By Brad Hodge
Published: May 4, 2013
Budget season is drawing to a close and it looks like council has settled on a 10.2 per cent tax increase for residential property and 10.4 per cent increase on business property.
We’ve been told this is necessary due to rising expenditures.
District staff, charged with finding savings after a howl of protest from the public over proposed increases that were even higher, says this is the best we can do. Is it?
I took a look at the budget documents of about ten municipalities close to our size across Canada.
Municipal budgeting is murky and with different funding arrangements between regional and municipal governments; it’s difficult sometimes to do direct comparisons.
But one theme across the board was holding the line on property taxes.
Port Colborne (pop. 18,766) kept its increase this year to about 1.43 per cent.
Midland, Ontario (pop. 16,572) also held their increase to 1.44 per cent. Chestermere, Alberta (pop. 14,824 ) had a larger increase at 3.5 per cent.
It would appear that our increase of 10.2 per cent is a bit of an outlier.
In these communities’ budget debates, the theme is common: we must get administrative costs under control.
For most, personnel costs consume the majority of their budgets.
Midland, having 70 per cent of its budget consumed by personnel costs, hired KPMG to examine its staffing, and KPMG suggested eliminating up to 26 positions via retirement, as one example.
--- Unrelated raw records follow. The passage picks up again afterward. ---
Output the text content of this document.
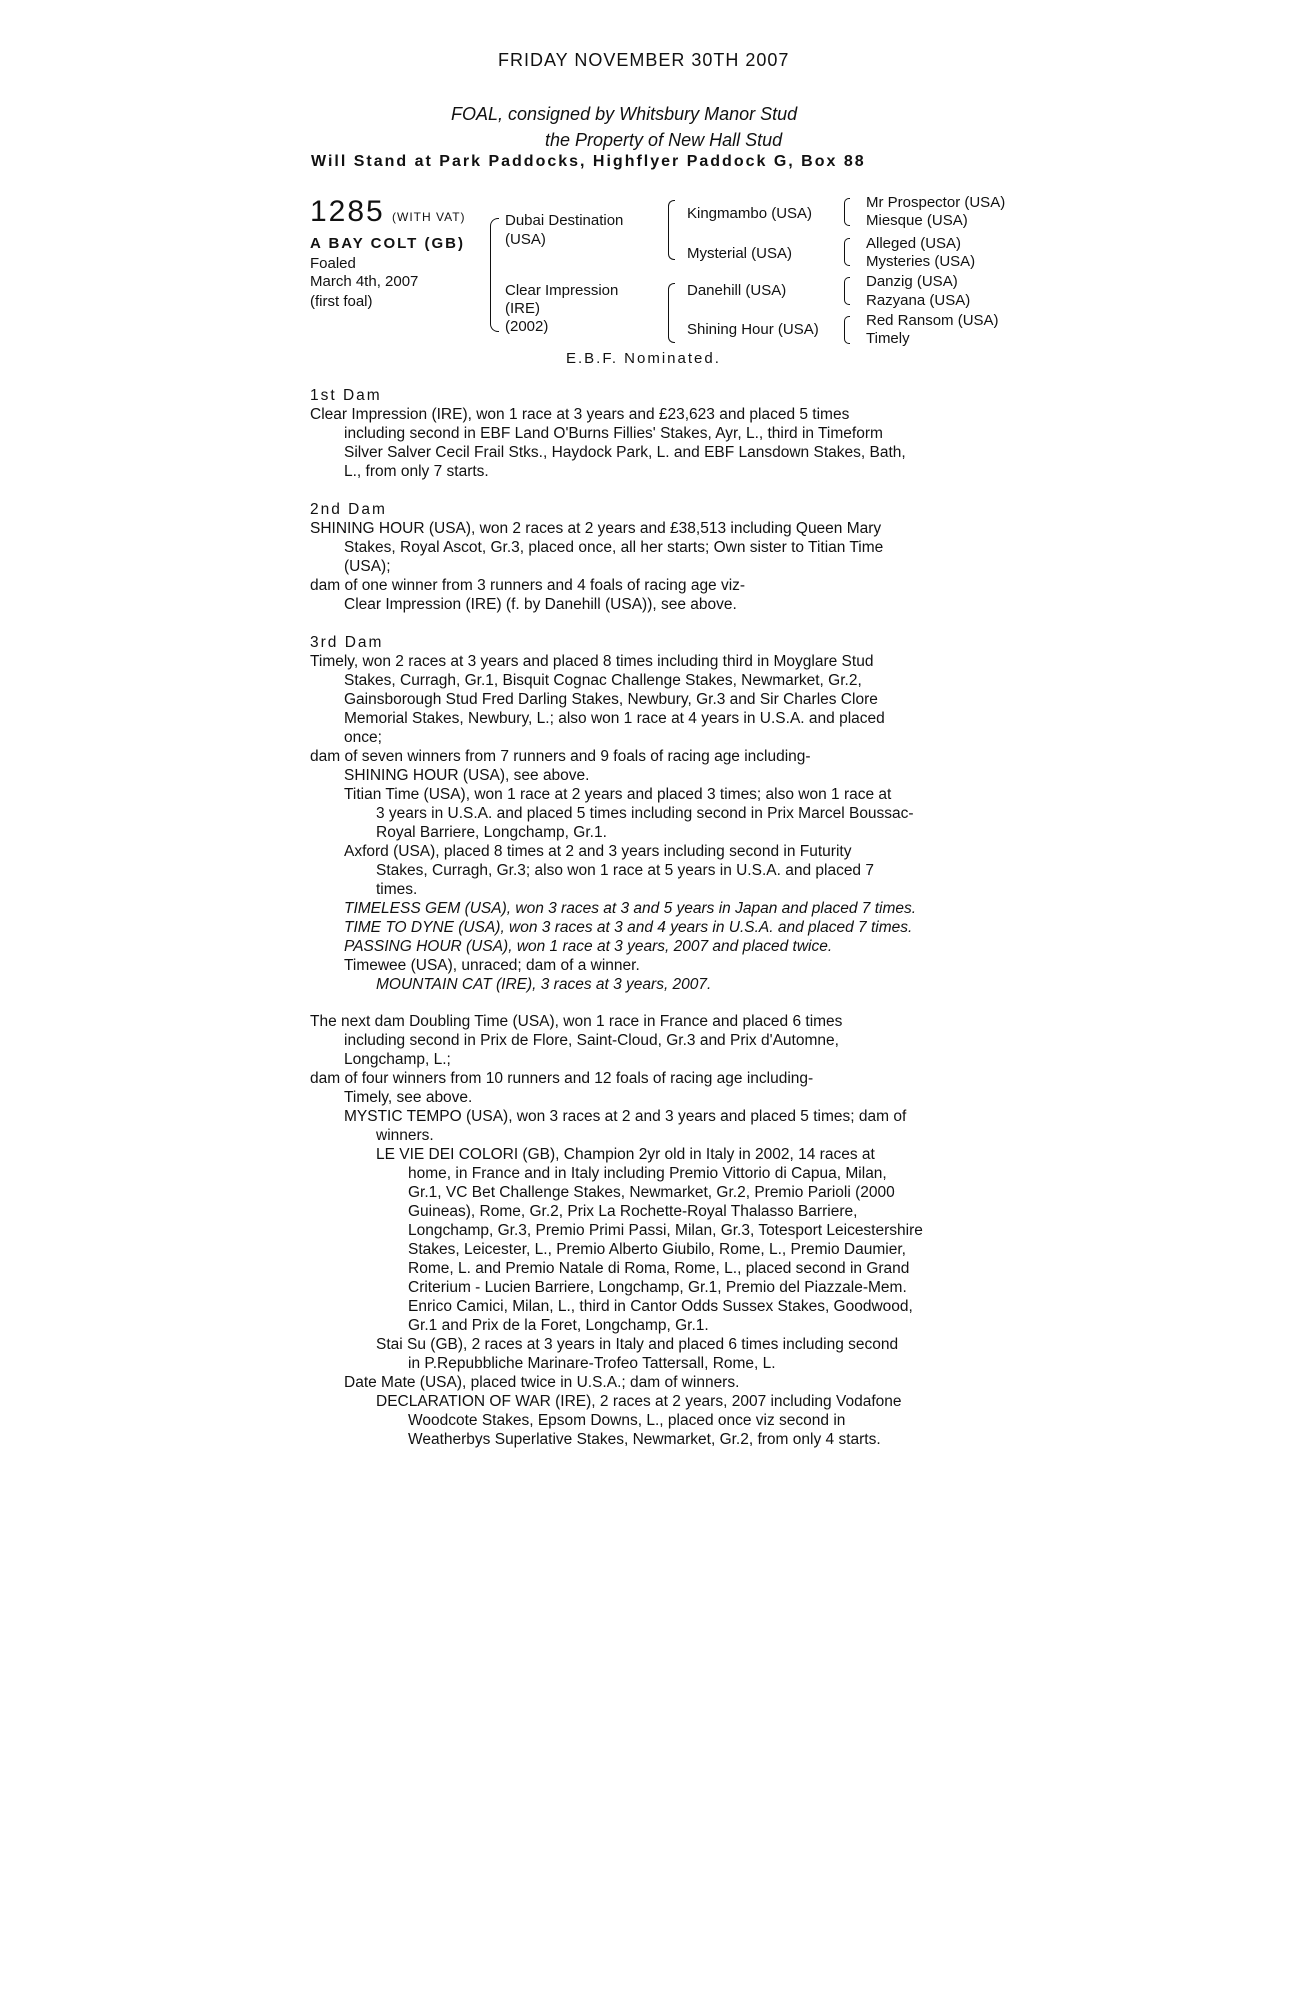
FRIDAY NOVEMBER 30TH 2007
FOAL, consigned by Whitsbury Manor Stud
the Property of New Hall Stud
Will Stand at Park Paddocks, Highflyer Paddock G, Box 88
1285 (WITH VAT)
A BAY COLT (GB)
Foaled
March 4th, 2007
(first foal)
Dubai Destination
(USA)
Clear Impression
(IRE)
(2002)
Kingmambo (USA)
Mysterial (USA)
Danehill (USA)
Shining Hour (USA)
Mr Prospector (USA)
Miesque (USA)
Alleged (USA)
Mysteries (USA)
Danzig (USA)
Razyana (USA)
Red Ransom (USA)
Timely
E.B.F. Nominated.
1st Dam
Clear Impression (IRE), won 1 race at 3 years and £23,623 and placed 5 times
including second in EBF Land O'Burns Fillies' Stakes, Ayr, L., third in Timeform
Silver Salver Cecil Frail Stks., Haydock Park, L. and EBF Lansdown Stakes, Bath,
L., from only 7 starts.
2nd Dam
SHINING HOUR (USA), won 2 races at 2 years and £38,513 including Queen Mary
Stakes, Royal Ascot, Gr.3, placed once, all her starts; Own sister to Titian Time
(USA);
dam of one winner from 3 runners and 4 foals of racing age viz-
Clear Impression (IRE) (f. by Danehill (USA)), see above.
3rd Dam
Timely, won 2 races at 3 years and placed 8 times including third in Moyglare Stud
Stakes, Curragh, Gr.1, Bisquit Cognac Challenge Stakes, Newmarket, Gr.2,
Gainsborough Stud Fred Darling Stakes, Newbury, Gr.3 and Sir Charles Clore
Memorial Stakes, Newbury, L.; also won 1 race at 4 years in U.S.A. and placed
once;
dam of seven winners from 7 runners and 9 foals of racing age including-
SHINING HOUR (USA), see above.
Titian Time (USA), won 1 race at 2 years and placed 3 times; also won 1 race at
3 years in U.S.A. and placed 5 times including second in Prix Marcel Boussac-
Royal Barriere, Longchamp, Gr.1.
Axford (USA), placed 8 times at 2 and 3 years including second in Futurity
Stakes, Curragh, Gr.3; also won 1 race at 5 years in U.S.A. and placed 7
times.
TIMELESS GEM (USA), won 3 races at 3 and 5 years in Japan and placed 7 times.
TIME TO DYNE (USA), won 3 races at 3 and 4 years in U.S.A. and placed 7 times.
PASSING HOUR (USA), won 1 race at 3 years, 2007 and placed twice.
Timewee (USA), unraced; dam of a winner.
MOUNTAIN CAT (IRE), 3 races at 3 years, 2007.
The next dam Doubling Time (USA), won 1 race in France and placed 6 times
including second in Prix de Flore, Saint-Cloud, Gr.3 and Prix d'Automne,
Longchamp, L.;
dam of four winners from 10 runners and 12 foals of racing age including-
Timely, see above.
MYSTIC TEMPO (USA), won 3 races at 2 and 3 years and placed 5 times; dam of
winners.
LE VIE DEI COLORI (GB), Champion 2yr old in Italy in 2002, 14 races at
home, in France and in Italy including Premio Vittorio di Capua, Milan,
Gr.1, VC Bet Challenge Stakes, Newmarket, Gr.2, Premio Parioli (2000
Guineas), Rome, Gr.2, Prix La Rochette-Royal Thalasso Barriere,
Longchamp, Gr.3, Premio Primi Passi, Milan, Gr.3, Totesport Leicestershire
Stakes, Leicester, L., Premio Alberto Giubilo, Rome, L., Premio Daumier,
Rome, L. and Premio Natale di Roma, Rome, L., placed second in Grand
Criterium - Lucien Barriere, Longchamp, Gr.1, Premio del Piazzale-Mem.
Enrico Camici, Milan, L., third in Cantor Odds Sussex Stakes, Goodwood,
Gr.1 and Prix de la Foret, Longchamp, Gr.1.
Stai Su (GB), 2 races at 3 years in Italy and placed 6 times including second
in P.Repubbliche Marinare-Trofeo Tattersall, Rome, L.
Date Mate (USA), placed twice in U.S.A.; dam of winners.
DECLARATION OF WAR (IRE), 2 races at 2 years, 2007 including Vodafone
Woodcote Stakes, Epsom Downs, L., placed once viz second in
Weatherbys Superlative Stakes, Newmarket, Gr.2, from only 4 starts.
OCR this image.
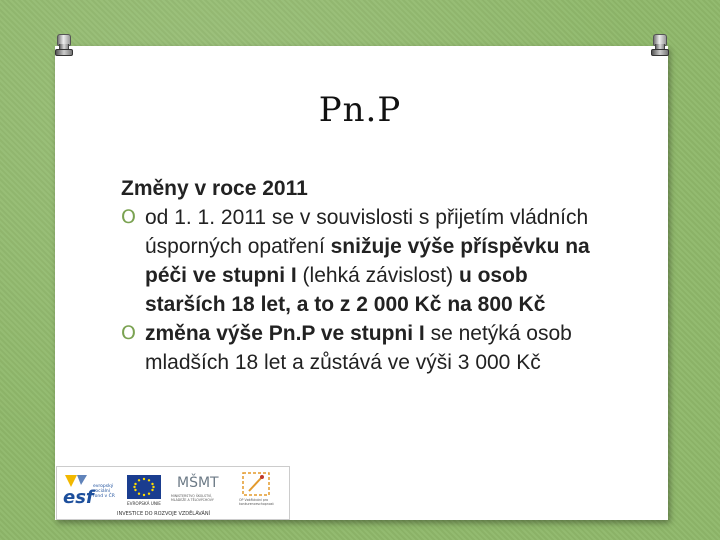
Pn.P
Změny v roce 2011
O od 1. 1. 2011 se v souvislosti s přijetím vládních úsporných opatření snižuje výše příspěvku na péči ve stupni I (lehká závislost) u osob starších 18 let, a to z 2 000 Kč na 800 Kč
O změna výše Pn.P ve stupni I se netýká osob mladších 18 let a zůstává ve výši 3 000 Kč
esf
evropský
sociální
fond v ČR
EVROPSKÁ UNIE
MŠMT
MINISTERSTVO ŠKOLSTVÍ,
MLÁDEŽE A TĚLOVÝCHOVY	OP Vzdělávání pro
konkurenceschopnost
INVESTICE DO ROZVOJE VZDĚLÁVÁNÍ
Even much smaller communities are getting tough: tiny Arnprior (pop. 8800) has threatened lockouts in order to gain concessions from CUPE on wages and benefits.
And it isn’t the only one.
Communities also haven’t been shy at sacrificing other sacred cows – some have cut transit budgets, some have reduced grants. There is room to manoeuvre.
What may be lacking is the political will.
Here are some ideas:
1) Reduce council pay. Asking CUPE to hold the line on wages when council just hiked its own pay twice in a year is hypocritical. Cut deeply and send a symbolic message to both CUPE and taxpayers.
2) Reduce grants. There is certainly value in what volunteer groups do. However, I am involved in a few volunteer groups and we raise our own funds. If the district budget won’t balance without big tax increases, the money spigots need to be dialed back for now.
3) Dig in on wages and benefits with CUPE. Other municipalities have. I’m not suggesting widespread layoffs, but at least get tough on wage & benefit increases. Fight for the taxpayer. Don’t be afraid of the word lockout.
4) Staffing levels –the district is among the largest employers in the district. Do what other communities have done and take a hard look at staffing. My bet is there is room to move here.
5) Where’s Waldo? Tell staff the tax increase will be X per cent (X being a lot lower than 10.2 per cent) and tell them to find the savings. They’ll protest, but based on the experience elsewhere, the savings are there. Find them. (One 3-letter example: SAC)
That’s a few ideas, none of them really new. I think Squamish has the means to live without big annual tax increases. The question is, do we have the will?